A Suprema Corte Suíça emitiu uma decisão definitiva para repatriar aproximadamente R$ 80 milhões (US$ 16,3 milhões) vinculados ao ex-prefeito de São Paulo, Paulo Maluf. O dinheiro estava bloqueado em contas no país europeu. A determinação, comunicada nesta terça-feira (19), encerra todas as possibilidades de recursos adicionais.

A decisão do tribunal suíço veio após acatar os argumentos apresentados pelo Ministério Público Federal (MPF) e pela Advocacia-Geral da União (AGU), confirmando assim a sentença anterior proferida pelo Tribunal Penal Suíço em setembro.

Anamara Osório, secretária de cooperação internacional do MPF, expressou a importância dessa cooperação jurídica no combate à criminalidade econômica. Ela ainda destacou que a decisão representa um marco na entrega de justiça aos brasileiros.

O Ministério Público Federal (MPF) iniciou o processo de repatriação após solicitar cooperação ao tribunal suíço para obter informações financeiras e bloquear os valores depositados em contas bancárias de Maluf.
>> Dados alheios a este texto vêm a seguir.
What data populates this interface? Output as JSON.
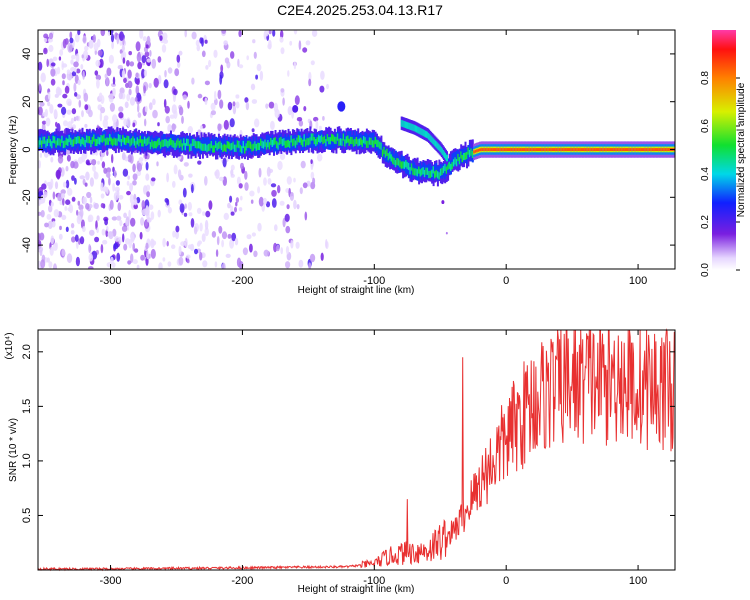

Os valores foram obtidos por meio de lavagem de dinheiro, crime pelo qual ele foi condenado pelo Supremo Tribunal Federal (STF) em 2017.

Por fim, após recursos da defesa de Maluf, o Supremo Tribunal Federal suíço confirmou a sentença anterior em 2 de fevereiro, determinando a repatriação dos valores bloqueados sem possibilidade de novos recursos. A AGU agora aguarda a devolução dos recursos ao Brasil.

Acusações 

O MPF acusou Paulo Maluf de usar contas no exterior para lavar dinheiro desviado da Prefeitura de São Paulo. O caso aconteceu durante o mandato como prefeito entre 1993 e 1996. Uma das fontes desses recursos seria proveniente da obra de construção da Avenida Água Espraiada, atual Avenida Jornalista Roberto Marinho, na Zona Sul.

Ele usou contas bancárias em nome de empresas “offshores” para enviar dinheiro desviado. Assim, reinvestiu parte desses fundos na compra de ações da Eucatex, empresa da família. De acordo com o MPF, Maluf teria injetado mais de US$ 172 milhões na empresa por meio desse esquema.

Em 2014, o Supremo autorizou o MPF a iniciar os procedimentos para a repatriação. Até agora, R$ 34,9 milhões que estavam na ilha de Jersey, no Reino Unido, já foram repatriados e devolvidos aos cofres da Prefeitura de São Paulo.